Blammo! The notorious "Luxo-D Kiss Off" just happened. Uh hmmm. Hey buddy, you just got the Kiss Off by Luxo-D! Whatta ya gonna do about it...cry?
What is it?
Look at the picture man, it's obvious. Sick right? Hell yeah, you don't want to be on the other end of that stuff!
So when does it happen?
Ahh, a dangerous question. You never know when the "Kiss" is about to strike. Usually, it is preceded by a worthy event of note. Yet, the Kiss is at it's maximum POWER after a *Stroker ACE! Regrettably, stunned recipients are rendered speechless, and stuplified.
How is the "Luxo-D Kiss Off" generated?
Everyday situations really.
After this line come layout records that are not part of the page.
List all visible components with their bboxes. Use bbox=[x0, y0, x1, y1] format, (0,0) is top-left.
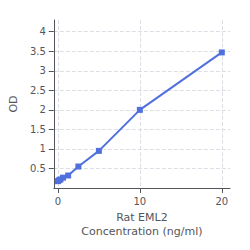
svg-text:20: 20 bbox=[215, 196, 228, 207]
svg-text:0.5: 0.5 bbox=[30, 163, 46, 174]
svg-text:3.5: 3.5 bbox=[30, 46, 46, 57]
svg-text:Concentration (ng/ml): Concentration (ng/ml) bbox=[81, 225, 202, 238]
svg-text:2: 2 bbox=[39, 104, 45, 115]
svg-text:4: 4 bbox=[39, 26, 45, 37]
svg-text:0: 0 bbox=[55, 196, 61, 207]
svg-text:2.5: 2.5 bbox=[30, 85, 46, 96]
svg-text:3: 3 bbox=[39, 65, 45, 76]
svg-text:10: 10 bbox=[133, 196, 146, 207]
svg-text:Rat EML2: Rat EML2 bbox=[116, 211, 168, 224]
svg-text:1: 1 bbox=[39, 143, 45, 154]
svg-text:1.5: 1.5 bbox=[30, 124, 46, 135]
svg-text:OD: OD bbox=[7, 95, 20, 112]
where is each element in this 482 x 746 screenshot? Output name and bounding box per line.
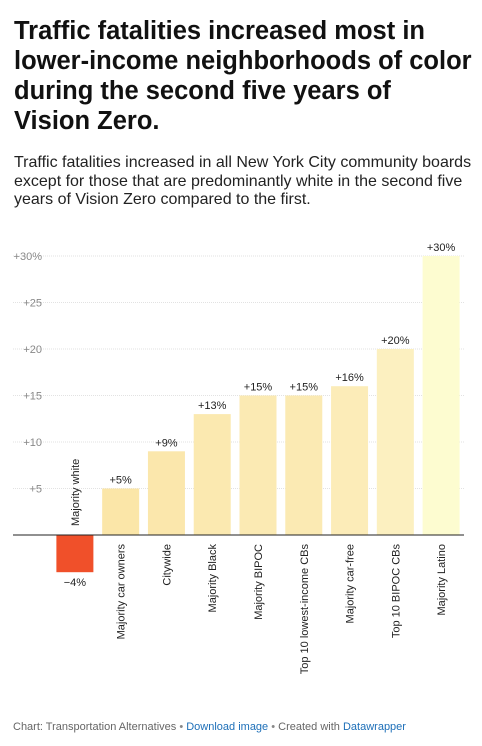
category-label: Majority BIPOC — [253, 544, 265, 620]
category-label: Majority car owners — [116, 544, 128, 640]
category-label: Majority Black — [207, 544, 219, 613]
bar — [193, 414, 231, 535]
footer-created-with: Created with — [278, 721, 340, 733]
chart-title: Traffic fatalities increased most in low… — [14, 17, 472, 135]
bar-value-label: +16% — [335, 372, 364, 384]
bar — [102, 488, 140, 535]
datawrapper-link[interactable]: Datawrapper — [342, 721, 406, 733]
bar-value-label: +15% — [244, 382, 273, 394]
category-label: Citywide — [161, 544, 173, 586]
footer-separator: • — [179, 721, 184, 733]
chart-subtitle: Traffic fatalities increased in all New … — [14, 154, 472, 208]
chart-footer: Chart: Transportation Alternatives • Dow… — [13, 721, 406, 733]
bar-value-label: +5% — [110, 475, 133, 487]
bar — [422, 256, 460, 535]
bars — [56, 256, 460, 573]
bar — [239, 395, 277, 535]
category-labels: Majority white Majority car owners Citywid… — [70, 459, 448, 674]
value-labels: −4% +5% +9% +13% +15% +15% +16% +20% +30% — [64, 242, 456, 589]
bar-value-label: +9% — [155, 437, 178, 449]
bar-value-label: +13% — [198, 400, 227, 412]
bar-value-label: +15% — [290, 382, 319, 394]
bar — [285, 395, 323, 535]
y-tick-label: +5 — [29, 484, 42, 496]
category-label: Majority Latino — [436, 544, 448, 616]
y-tick-label: +20 — [23, 344, 42, 356]
category-label: Majority car-free — [345, 544, 357, 623]
category-label: Majority white — [70, 459, 82, 526]
category-label: Top 10 BIPOC CBs — [390, 544, 402, 639]
bar-value-label: −4% — [64, 577, 87, 589]
bar — [331, 386, 369, 535]
bar — [376, 349, 414, 535]
bar — [56, 535, 94, 573]
bar-value-label: +30% — [427, 242, 456, 254]
bar-value-label: +20% — [381, 335, 410, 347]
y-tick-label: +30% — [14, 251, 43, 263]
y-tick-label: +25 — [23, 298, 42, 310]
category-label: Top 10 lowest-income CBs — [299, 544, 311, 675]
download-image-link[interactable]: Download image — [186, 721, 269, 733]
y-tick-label: +10 — [23, 437, 42, 449]
footer-source: Chart: Transportation Alternatives — [13, 721, 177, 733]
y-axis-ticks: +5 +10 +15 +20 +25 +30% — [14, 251, 43, 496]
y-tick-label: +15 — [23, 391, 42, 403]
bar-chart: +5 +10 +15 +20 +25 +30% −4% +5% +9% +13% +15% +15%… — [13, 242, 464, 674]
bar — [147, 451, 185, 535]
footer-separator: • — [271, 721, 276, 733]
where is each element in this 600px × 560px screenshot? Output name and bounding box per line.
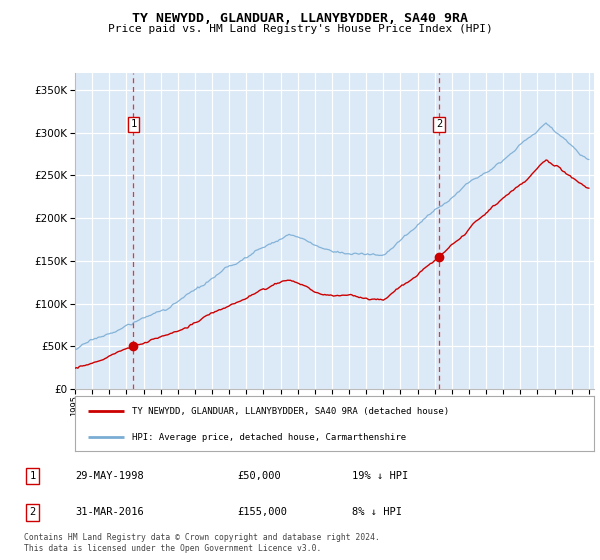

Getting the last cup from a pot of coffee, a thoughtful solution to a problem, or a snappy comeback to hounding questions from co-workers about where you're going to lunch that day. However, the purest LDKO form, is achieved by Hill Climbing Supremacy on the Smith Avenue High Bridge, or maybe the corner sprint of Knollwood Lane. My friends of Sprockets, it is when you least expect it–the infamous, yet deadly "Luxo-D Kiss Off" reveals its glorious self. Crass, yes. Mocking, likely. Pretty, always. When a Luxo-D Kiss Off happens, it's over.
The LDKO stinks righteousness. Sometimes, the "Kiss Off " can I dare say, be a "Stroker ACE!" Uh hmm. Example: "Hey Ginger Daddy, look out, I got this hill!" Zappo! Just like that...two fingers on the lips, and a kiss that says, good night sweetpea. You sir, just got Stroker ACED by the Luxo-D Kiss Off!
* Refer to archived article, Stroker ACE, on the explanation of a Stroker ACE.